Old Lessons and New Connections
Across diverse responsibilities and career trajectories, SFS alumni working in the embassy still apply lessons learned from their time at Georgetown. These lessons, alumni explain, also form a strong foundation for community and collaboration among the embassy’s entire staff.
“We have quite the group of Hoyas here at the U.S. Embassy in Beirut, from relatively recent grads to those like me who have been at this for 30 years or so,” Shea says. “We are at different points in our career paths, but that hasn’t detracted from the delight we all felt when we discovered that we had this foundational experience in common!”
Other experienced diplomats attest to the robust representation of Georgetown and SFS alumni in the world of U.S. foreign policy and international development. “I think I have worked with a Georgetown grad during every assignment. There’s always that spark when we realize we’re Hoyas,” Michaels adds.
The embassy’s Georgetown alumni also still rely on their SFS undergraduate and graduate curricula to analyze pressing international challenges and the dynamic demands of a career foreign service.
According to Moore, who majored in International Politics, even foundational SFS courses offered him valuable insights into regional complexities. “I found myself referring extensively to my core economic classes to contextualize the turbulent economic situation in Lebanon,” he says.
Paths to the Foreign Service
For diplomats of color, as well as those from low-income backgrounds and other communities historically excluded from the U.S. Foreign Service, connections forged at Georgetown can serve as essential support systems and career resources. “Through SFS, I learned about the Thomas R. Pickering Foreign Affairs Fellowship,” Yifter says, “and met young Black and Brown students who were fellows and able to guide me through that process.”
Yifter describes the program — which prepares outstanding candidates for careers in the U.S. Foreign Service through graduate education funding and professional development — as an asset for students from historically excluded communities such as herself.

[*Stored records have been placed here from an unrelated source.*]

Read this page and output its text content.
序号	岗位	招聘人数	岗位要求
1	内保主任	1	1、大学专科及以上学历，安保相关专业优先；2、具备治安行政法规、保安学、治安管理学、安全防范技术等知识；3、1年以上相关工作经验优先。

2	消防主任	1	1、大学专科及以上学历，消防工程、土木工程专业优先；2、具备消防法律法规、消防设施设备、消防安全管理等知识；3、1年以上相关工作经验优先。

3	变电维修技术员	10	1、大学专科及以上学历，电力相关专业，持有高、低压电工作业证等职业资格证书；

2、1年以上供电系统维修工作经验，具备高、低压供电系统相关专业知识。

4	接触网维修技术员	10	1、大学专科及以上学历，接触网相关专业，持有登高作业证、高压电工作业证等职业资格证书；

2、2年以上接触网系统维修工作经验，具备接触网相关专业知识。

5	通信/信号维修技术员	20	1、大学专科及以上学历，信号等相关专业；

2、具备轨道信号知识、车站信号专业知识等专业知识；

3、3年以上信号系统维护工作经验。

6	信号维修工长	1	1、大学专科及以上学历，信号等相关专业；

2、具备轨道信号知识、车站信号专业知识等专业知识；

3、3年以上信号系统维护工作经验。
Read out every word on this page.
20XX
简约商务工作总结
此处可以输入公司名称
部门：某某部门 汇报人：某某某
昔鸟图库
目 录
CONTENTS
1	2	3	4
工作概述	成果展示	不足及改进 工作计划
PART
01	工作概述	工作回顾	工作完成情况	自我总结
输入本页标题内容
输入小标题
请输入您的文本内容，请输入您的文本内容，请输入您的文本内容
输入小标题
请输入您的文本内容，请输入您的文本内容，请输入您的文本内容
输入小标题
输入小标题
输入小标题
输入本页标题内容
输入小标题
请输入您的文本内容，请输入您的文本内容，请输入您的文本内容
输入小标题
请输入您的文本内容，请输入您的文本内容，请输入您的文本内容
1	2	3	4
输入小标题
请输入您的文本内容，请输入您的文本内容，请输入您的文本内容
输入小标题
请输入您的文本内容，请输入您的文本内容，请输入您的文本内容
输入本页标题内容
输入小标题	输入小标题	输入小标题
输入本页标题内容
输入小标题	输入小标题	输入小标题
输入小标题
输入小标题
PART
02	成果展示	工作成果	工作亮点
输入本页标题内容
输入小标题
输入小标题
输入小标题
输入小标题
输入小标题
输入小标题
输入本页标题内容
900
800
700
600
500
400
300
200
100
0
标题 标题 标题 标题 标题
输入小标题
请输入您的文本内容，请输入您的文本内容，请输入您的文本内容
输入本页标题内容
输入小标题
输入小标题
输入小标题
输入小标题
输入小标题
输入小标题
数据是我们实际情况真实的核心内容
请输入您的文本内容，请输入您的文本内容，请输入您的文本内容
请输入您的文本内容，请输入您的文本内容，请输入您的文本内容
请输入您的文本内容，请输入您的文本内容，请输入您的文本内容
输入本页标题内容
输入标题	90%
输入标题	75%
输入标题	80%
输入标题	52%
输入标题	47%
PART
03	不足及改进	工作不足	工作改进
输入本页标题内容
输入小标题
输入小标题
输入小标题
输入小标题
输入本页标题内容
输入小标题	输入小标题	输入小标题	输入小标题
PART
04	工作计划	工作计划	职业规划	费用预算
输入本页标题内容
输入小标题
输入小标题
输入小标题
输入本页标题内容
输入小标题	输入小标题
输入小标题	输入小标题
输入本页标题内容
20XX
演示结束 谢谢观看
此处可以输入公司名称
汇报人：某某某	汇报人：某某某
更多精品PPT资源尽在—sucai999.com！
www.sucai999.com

“The Pickering Fellowship was extremely fundamental to my development as a graduate student [at] Columbia University and as a foreign service officer,” she remarks.
Yifter says that fellowships that offer a pathway to the U.S. Foreign Service — such as the Pickering Fellowship, the Rangel Graduate Fellowship and the USAID Donald M. Payne International Development Graduate Fellowship — are vitally important to aspiring public servants of color, and those of low-income, who are presented with fewer professional opportunities than their more privileged peers.
“These fellowships are so important because they allow people from diverse ethnicities, races and socio-economic backgrounds to enter the foreign service, which is still predominantly white and male,” she stresses.
What’s more, she adds, a more representative and inclusive Foreign Service leads to better policy outcomes. “Diplomacy succeeds when your diplomats and civil servants are a true reflection of the United States — diverse,” she says. “We bring in fresh perspectives, ideologies and much needed changes.
Yifter has a message for low-income students and students of color considering careers in public service: “Do not let imposter syndrome get to you.”
“Network early,” she advises. “Take on internships and work study opportunities. Volunteer your time. Study abroad. Take time to build relationships with your professors. Research different fellowship programs during your freshman year so you have time to prepare for them.”
Uenuma echoes Yifter’s advice about dedicated and open-minded career exploration, especially for students looking to work in the world of foreign policy. “What first drew us all toward the SFS can point us down many career paths at different times in our lives,” she says. “A colleague of mine with a unique and varied career once told me he wasn’t on a career ladder, but rather a career jungle gym. In retrospect, the same has been true for me, and I don’t regret that.”